Analysis of multi-disulfide bridges for insulin aspart by stepwise reduction and differentiated alkylation.

Abstract

Disulfide bridge, an important post-translation modification in protein, plays a key role in stabilizing three-dimensional structure of proteins, maintaining correct folded conformation, and thus regulating the biological activities. Disulfide bridge assignment is essential to understand the essence of life process and to develop protein pharmaceutical. In this study, a novel method termed as stepwise reduction and differentiated alkylation (SRDA) was developed analyzing disulfide connectivity for proteins.
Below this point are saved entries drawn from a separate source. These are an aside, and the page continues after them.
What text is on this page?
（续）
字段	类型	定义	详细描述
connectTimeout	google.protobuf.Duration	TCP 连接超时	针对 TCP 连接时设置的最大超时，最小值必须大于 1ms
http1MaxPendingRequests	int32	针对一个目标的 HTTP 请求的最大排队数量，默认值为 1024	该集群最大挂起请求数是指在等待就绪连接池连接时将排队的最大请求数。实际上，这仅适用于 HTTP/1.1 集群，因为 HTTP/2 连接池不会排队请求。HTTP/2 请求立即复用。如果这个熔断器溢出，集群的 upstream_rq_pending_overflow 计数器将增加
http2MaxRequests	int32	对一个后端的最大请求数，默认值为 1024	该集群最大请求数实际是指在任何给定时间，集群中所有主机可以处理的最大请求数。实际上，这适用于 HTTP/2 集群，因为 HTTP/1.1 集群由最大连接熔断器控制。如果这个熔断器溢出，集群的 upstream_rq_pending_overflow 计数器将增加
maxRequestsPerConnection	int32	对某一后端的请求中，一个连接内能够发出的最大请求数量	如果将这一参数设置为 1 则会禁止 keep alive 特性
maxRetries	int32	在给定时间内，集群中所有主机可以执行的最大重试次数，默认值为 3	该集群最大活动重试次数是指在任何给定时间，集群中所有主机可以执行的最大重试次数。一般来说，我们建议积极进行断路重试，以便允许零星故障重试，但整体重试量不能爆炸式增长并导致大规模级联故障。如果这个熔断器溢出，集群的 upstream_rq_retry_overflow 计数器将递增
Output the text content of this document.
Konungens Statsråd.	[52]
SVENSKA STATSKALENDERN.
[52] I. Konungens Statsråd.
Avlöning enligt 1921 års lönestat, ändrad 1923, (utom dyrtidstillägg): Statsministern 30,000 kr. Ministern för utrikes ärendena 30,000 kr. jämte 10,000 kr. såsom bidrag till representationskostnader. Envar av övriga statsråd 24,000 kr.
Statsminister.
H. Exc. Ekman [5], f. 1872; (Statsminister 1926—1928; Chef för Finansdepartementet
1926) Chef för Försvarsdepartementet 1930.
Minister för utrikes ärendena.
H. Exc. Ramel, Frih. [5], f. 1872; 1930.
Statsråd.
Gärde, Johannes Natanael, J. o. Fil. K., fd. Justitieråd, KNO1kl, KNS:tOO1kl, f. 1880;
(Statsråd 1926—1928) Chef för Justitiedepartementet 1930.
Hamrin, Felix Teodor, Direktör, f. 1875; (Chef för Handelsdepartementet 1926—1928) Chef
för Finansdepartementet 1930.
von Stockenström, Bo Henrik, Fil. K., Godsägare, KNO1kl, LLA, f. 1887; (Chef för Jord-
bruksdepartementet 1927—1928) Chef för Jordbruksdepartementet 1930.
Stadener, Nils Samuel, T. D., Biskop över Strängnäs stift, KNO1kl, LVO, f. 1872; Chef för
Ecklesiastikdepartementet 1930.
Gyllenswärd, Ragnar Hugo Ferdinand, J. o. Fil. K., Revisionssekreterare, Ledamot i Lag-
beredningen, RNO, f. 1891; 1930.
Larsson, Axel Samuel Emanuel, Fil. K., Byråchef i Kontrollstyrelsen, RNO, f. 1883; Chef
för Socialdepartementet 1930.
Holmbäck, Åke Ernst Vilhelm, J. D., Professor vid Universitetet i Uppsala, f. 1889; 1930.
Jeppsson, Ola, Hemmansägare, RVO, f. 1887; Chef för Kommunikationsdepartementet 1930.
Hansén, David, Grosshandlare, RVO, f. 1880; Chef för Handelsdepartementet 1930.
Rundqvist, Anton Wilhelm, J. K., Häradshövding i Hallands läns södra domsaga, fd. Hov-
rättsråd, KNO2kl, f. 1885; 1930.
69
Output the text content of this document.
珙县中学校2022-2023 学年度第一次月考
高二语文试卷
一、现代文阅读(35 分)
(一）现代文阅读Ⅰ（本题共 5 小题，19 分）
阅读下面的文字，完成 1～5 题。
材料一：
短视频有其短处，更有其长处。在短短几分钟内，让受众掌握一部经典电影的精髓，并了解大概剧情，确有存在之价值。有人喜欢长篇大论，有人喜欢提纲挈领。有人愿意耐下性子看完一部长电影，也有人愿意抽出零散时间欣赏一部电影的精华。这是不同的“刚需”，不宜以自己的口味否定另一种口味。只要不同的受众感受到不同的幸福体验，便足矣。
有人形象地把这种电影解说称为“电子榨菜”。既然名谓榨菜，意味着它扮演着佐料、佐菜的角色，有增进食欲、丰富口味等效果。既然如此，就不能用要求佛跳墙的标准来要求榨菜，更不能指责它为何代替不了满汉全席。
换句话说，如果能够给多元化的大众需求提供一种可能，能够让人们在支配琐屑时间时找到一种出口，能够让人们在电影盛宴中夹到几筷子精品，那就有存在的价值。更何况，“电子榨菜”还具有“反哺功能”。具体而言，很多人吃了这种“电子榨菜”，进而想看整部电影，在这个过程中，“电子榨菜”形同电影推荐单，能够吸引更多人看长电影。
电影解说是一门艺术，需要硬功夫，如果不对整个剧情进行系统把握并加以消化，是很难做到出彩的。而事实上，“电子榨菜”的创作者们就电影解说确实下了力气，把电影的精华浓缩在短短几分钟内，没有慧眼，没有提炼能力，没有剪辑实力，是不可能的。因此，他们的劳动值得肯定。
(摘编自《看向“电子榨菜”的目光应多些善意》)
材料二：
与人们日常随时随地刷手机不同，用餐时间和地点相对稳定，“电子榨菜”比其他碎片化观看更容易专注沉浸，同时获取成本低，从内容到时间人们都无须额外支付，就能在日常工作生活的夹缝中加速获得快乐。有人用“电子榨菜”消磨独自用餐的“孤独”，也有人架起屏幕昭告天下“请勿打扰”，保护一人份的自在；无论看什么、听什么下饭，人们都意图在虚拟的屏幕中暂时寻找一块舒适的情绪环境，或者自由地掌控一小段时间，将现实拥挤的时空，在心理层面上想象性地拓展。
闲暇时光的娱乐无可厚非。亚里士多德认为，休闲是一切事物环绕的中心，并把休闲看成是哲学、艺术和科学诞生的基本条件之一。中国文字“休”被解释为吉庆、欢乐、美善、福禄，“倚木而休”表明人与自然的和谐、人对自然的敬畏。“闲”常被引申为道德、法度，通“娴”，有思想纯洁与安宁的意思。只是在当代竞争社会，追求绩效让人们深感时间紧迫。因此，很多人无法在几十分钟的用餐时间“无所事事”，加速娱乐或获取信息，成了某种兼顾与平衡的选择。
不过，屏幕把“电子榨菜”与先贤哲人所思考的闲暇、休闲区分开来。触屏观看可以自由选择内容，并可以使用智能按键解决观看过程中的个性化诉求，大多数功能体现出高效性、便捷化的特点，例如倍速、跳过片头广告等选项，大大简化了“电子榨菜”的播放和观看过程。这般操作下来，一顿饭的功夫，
As a demonstration, three disulfide bridges in insulin aspart were successfully characterized using this SRDA method combined with LC-HRMSⁿ. Firstly, tris (2-carboxyethyl) phosphine (TCEP) was used to partially reduce disulfide bridges with N-ethylmaleimide (NEM) used to block the generated free thiol. Then, dithiothreitol (DTT) was used to reduce the rest disulfide bonds with iodoacetamide (IAM) used to block the newly generated free thiol. After that, an LC-HRMSⁿ method was established to assign disulfide connectivity for an insulin aspart study material, based on the different mass shifts arising from differentiated alkylation. Moreover, this approach allows for the quantitative analysis of various disulfide bond pairings, which can be applied to studies on the consistency and stability among different batches of samples. The results show that SRDA is a valuable tool for reliable quality control and quality assessment of disulfide-rich proteins such as insulin analogues.